The theremin - How it works
by Max Baars
December 29, 2004
is a theater engineer with a touring opera company, living in Enschede, The Netherlands, Europe. He became enthousiastic about the theremin somewhere in 1999.
The theremin is played by carefully moving your hands near 2 antennas, one for volume and one for pitch. But how does it work? If you mix the signals of 2 rf oscillators, you will get many output signals. The most important signals are the sum and difference of both frequencies. (This principle of mixing two signals to get a 3rd one is called heterodyning.) Lets say we have one oscillator on 500 kHz and another on 501 kHz, the sum will be 1001 kHz and the difference 1 kHz. This 1 kHz is audible.
Now why would you want to use the difference from 2 rf oscillators if you only want a single audio frequency? That, has everything to do with how the theremin is played: by moving your hand near an antenna. By doing so you de-tune an LC oscillator. In an LC oscillator the frequency is determined by the value of an inductor (L) and capacitor (C). If you would connect an antenna to the capacitor, the antenna will work as an extra capacitor and so have influence on the frequency. If you move your hands near the antenna, its capacitance will change, and the frequency will change with it. These changes are, however, very small, less than 1 percent. Suppose an oscillator works on 1 kHz, the variation would only be 10 Hz. However at 500 kHz a 1% variation would be 5 kHz. Then when you mix the 500 kHz to 505 kHz oscillator with a fixed 500 kHz one, you would end up with an audiosignal of 0 to 5 kHz. This doesn't only allows us to play music, but has another advantage: its possible to make an instrument with a range of 3-5 octaves.
Now we have a variable audio tone, but it has the same volume all the time. To change that another oscillator is build. Again at a high frequency, lets say 200 kHz. And again there is a antenna connected to the capacitor in this oscillator, so its frequency will change if you wave your hand near the antenna. Now the signal of this oscillator is fed to an inductor and capacitor connected in parallel, tuned to 200 kHz as well. Such an LC circuit acts as a short circuit for frequencies other then 200 kHz. This means that the more you de-tune the oscillator, the weaker the signal gets. This signal is then rectified and used to regulate the volume of the audio signal. This can be done in various ways.

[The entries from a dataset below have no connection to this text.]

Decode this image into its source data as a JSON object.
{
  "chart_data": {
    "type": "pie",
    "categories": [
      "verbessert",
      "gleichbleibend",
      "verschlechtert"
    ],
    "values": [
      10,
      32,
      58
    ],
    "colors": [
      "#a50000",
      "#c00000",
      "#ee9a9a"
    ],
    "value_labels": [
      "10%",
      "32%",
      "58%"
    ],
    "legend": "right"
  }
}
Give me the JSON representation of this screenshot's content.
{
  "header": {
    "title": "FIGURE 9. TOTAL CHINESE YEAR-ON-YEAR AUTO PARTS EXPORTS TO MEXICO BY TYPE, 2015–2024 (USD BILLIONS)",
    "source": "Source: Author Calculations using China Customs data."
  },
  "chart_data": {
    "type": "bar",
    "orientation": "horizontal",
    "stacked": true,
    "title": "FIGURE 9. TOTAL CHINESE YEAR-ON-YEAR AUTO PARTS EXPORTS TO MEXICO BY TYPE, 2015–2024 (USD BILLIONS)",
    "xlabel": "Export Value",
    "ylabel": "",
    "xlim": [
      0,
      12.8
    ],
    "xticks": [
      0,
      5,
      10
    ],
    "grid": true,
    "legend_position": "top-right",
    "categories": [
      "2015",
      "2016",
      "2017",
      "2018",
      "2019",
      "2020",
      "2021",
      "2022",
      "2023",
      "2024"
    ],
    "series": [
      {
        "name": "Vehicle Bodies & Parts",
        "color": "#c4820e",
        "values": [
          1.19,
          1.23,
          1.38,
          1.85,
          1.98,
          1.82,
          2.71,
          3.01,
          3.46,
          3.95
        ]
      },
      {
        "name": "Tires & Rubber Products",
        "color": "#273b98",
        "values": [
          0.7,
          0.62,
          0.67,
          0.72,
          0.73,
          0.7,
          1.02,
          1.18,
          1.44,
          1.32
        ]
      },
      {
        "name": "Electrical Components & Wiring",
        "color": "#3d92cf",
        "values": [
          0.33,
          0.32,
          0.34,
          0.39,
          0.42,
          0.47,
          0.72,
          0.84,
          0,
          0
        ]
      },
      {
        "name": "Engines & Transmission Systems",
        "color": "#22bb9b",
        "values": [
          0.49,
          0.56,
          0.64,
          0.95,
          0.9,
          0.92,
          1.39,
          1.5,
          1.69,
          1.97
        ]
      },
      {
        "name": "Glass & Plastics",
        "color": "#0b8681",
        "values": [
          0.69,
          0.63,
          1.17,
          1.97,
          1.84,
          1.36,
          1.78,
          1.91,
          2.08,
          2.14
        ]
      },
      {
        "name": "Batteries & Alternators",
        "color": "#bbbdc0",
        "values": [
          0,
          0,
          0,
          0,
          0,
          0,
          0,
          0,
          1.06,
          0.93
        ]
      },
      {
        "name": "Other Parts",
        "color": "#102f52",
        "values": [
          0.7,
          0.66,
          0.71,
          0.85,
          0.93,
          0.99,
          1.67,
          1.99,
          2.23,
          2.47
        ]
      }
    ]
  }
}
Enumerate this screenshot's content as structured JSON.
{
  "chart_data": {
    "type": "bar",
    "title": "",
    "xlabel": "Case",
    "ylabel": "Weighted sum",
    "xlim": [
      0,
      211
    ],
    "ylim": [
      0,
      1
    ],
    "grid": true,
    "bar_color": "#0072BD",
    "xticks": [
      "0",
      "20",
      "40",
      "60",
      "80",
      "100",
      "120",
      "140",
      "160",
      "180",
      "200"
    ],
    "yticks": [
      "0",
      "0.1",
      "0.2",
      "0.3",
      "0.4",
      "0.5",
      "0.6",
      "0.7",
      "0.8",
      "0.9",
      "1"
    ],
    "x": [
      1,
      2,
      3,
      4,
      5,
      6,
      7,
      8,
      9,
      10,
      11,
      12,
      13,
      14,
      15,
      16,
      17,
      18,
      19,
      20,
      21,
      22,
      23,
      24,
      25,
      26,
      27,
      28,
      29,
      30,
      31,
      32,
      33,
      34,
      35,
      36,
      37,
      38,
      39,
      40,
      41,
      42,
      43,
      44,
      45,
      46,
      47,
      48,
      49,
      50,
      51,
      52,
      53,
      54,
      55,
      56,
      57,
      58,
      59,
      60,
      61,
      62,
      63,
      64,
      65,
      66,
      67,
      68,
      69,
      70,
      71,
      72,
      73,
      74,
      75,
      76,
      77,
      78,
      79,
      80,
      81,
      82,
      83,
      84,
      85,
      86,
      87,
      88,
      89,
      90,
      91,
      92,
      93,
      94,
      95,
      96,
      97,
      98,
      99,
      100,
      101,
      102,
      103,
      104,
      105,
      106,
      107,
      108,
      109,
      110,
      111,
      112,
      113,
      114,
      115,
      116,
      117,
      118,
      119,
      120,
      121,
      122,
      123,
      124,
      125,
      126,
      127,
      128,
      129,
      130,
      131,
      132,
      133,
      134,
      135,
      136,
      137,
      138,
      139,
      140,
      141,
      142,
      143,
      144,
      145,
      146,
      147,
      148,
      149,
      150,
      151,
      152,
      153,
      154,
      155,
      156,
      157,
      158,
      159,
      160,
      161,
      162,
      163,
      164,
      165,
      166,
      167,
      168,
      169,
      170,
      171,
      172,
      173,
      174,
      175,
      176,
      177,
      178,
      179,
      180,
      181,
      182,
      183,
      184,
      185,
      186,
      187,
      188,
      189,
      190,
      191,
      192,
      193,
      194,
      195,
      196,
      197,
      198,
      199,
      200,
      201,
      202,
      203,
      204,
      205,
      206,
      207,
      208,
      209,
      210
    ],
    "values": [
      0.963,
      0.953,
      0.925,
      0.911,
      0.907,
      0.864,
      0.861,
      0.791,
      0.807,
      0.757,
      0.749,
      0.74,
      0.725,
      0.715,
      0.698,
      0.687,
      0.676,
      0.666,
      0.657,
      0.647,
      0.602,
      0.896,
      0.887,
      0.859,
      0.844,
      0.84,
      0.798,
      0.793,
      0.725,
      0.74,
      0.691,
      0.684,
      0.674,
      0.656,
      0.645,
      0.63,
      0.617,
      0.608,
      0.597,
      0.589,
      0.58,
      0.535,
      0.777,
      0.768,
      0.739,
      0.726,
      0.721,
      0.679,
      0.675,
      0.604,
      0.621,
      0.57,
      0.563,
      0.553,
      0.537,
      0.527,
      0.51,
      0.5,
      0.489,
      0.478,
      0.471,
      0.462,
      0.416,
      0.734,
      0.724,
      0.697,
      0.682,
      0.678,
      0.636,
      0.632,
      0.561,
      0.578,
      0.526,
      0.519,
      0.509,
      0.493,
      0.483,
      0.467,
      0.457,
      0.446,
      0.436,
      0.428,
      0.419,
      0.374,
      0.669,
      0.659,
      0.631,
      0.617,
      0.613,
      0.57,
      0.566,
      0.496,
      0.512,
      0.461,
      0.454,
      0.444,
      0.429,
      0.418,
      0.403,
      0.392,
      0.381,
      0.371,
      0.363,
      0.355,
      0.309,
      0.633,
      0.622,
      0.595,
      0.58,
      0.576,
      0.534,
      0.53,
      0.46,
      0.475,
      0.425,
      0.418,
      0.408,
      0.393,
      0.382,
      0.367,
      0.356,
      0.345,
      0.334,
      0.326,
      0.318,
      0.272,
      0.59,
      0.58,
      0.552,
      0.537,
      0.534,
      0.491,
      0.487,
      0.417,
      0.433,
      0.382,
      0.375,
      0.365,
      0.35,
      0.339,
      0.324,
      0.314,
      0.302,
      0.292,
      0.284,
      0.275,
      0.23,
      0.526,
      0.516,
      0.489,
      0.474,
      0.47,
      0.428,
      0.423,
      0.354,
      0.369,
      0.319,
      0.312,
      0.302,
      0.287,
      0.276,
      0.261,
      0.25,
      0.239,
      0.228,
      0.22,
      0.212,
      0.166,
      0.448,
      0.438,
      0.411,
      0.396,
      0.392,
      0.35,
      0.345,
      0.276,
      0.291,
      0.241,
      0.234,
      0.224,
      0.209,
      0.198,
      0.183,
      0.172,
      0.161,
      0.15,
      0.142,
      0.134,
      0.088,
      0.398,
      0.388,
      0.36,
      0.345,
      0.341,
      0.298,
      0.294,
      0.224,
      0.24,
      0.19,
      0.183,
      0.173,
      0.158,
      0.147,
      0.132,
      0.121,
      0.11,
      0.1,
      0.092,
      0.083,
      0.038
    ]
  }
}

In theory a theremin would produce a pure sine wave. Yet it often doesn't sound that way. This can have various reasons. In modern designs the audio often gets distorted on purpose to get a 'more interesting sound'. But there is another reason, especially with more traditional build theremins. As we now know the pitch oscillator contains 2 rf oscillators at nearly the same frequency. With the large, unscreened inductors in traditional theremins the radiation of both oscillators is all over the place. And for some mysterious reasons, because they nearly operate at the same frequency, the have the tendency to pull towards each other. Like they want to go operate on the same frequency. This distorts the pure sinewave and all sorts of non-harmonic signals appear. This gives a very special sound, much more interesting as simply adding distortion by clipping. If you have a modern theremin with those little screened coils in it, the effect is much less. However you can connect a small capacitor (say 1-5 pF) between both oscillators to create the same effect. Some people use a resistor (about 10k - 100k) instead. If both frequencies get very close both oscillators might actually lock on eachother. When this happends, they will operate on the same frequency, and there will be no difference frequency (audio signal). This means you will have to experiment with coupling both oscillators, if there is to much coupling your theremin might go silent below 200 Hz for example. More on theremin sound at Dave's Theremin Homepage. There are even more reasons why a theremin sounds the way it does, like the behaviour of the mixer circuit and the transformers in the audio path (of tube theremins), but those go beyond the scope of this article.
You now know how the antenna influences the frequency of the oscillator. But how can you make the influence more or less. What if the theremin only does 2 octaves and you want it to do three? Well You can build an oscillator at, say, 500 kHz with different combinations of L and C values. As long as their product remains the same. Within limits you can decrease the L and increase the C or the other way around. The antenna has a certain capacitance. This is added to the capacitance of the C in the oscillators LC circuit. The smaller the C in the circuit is, the larger is the influence of the antenna. Thus if you want to add an extra octave, you will have to decrease the C and increase the L. If you want to reduce the range, its exactly the other way around. Btw, It's not wise to go to extremes here, a large range will make it very hard to find the exact notes. Want to read more about this? See Fred Nachbaur 's site. To get a good sensitivity one has to use a small capacitor and large inductor, which has its disadvantages. Therefore another method is often used with a series inductor between the LC circuit and the antenna. More info on this (with a lot of math) is at the Brown Crow website.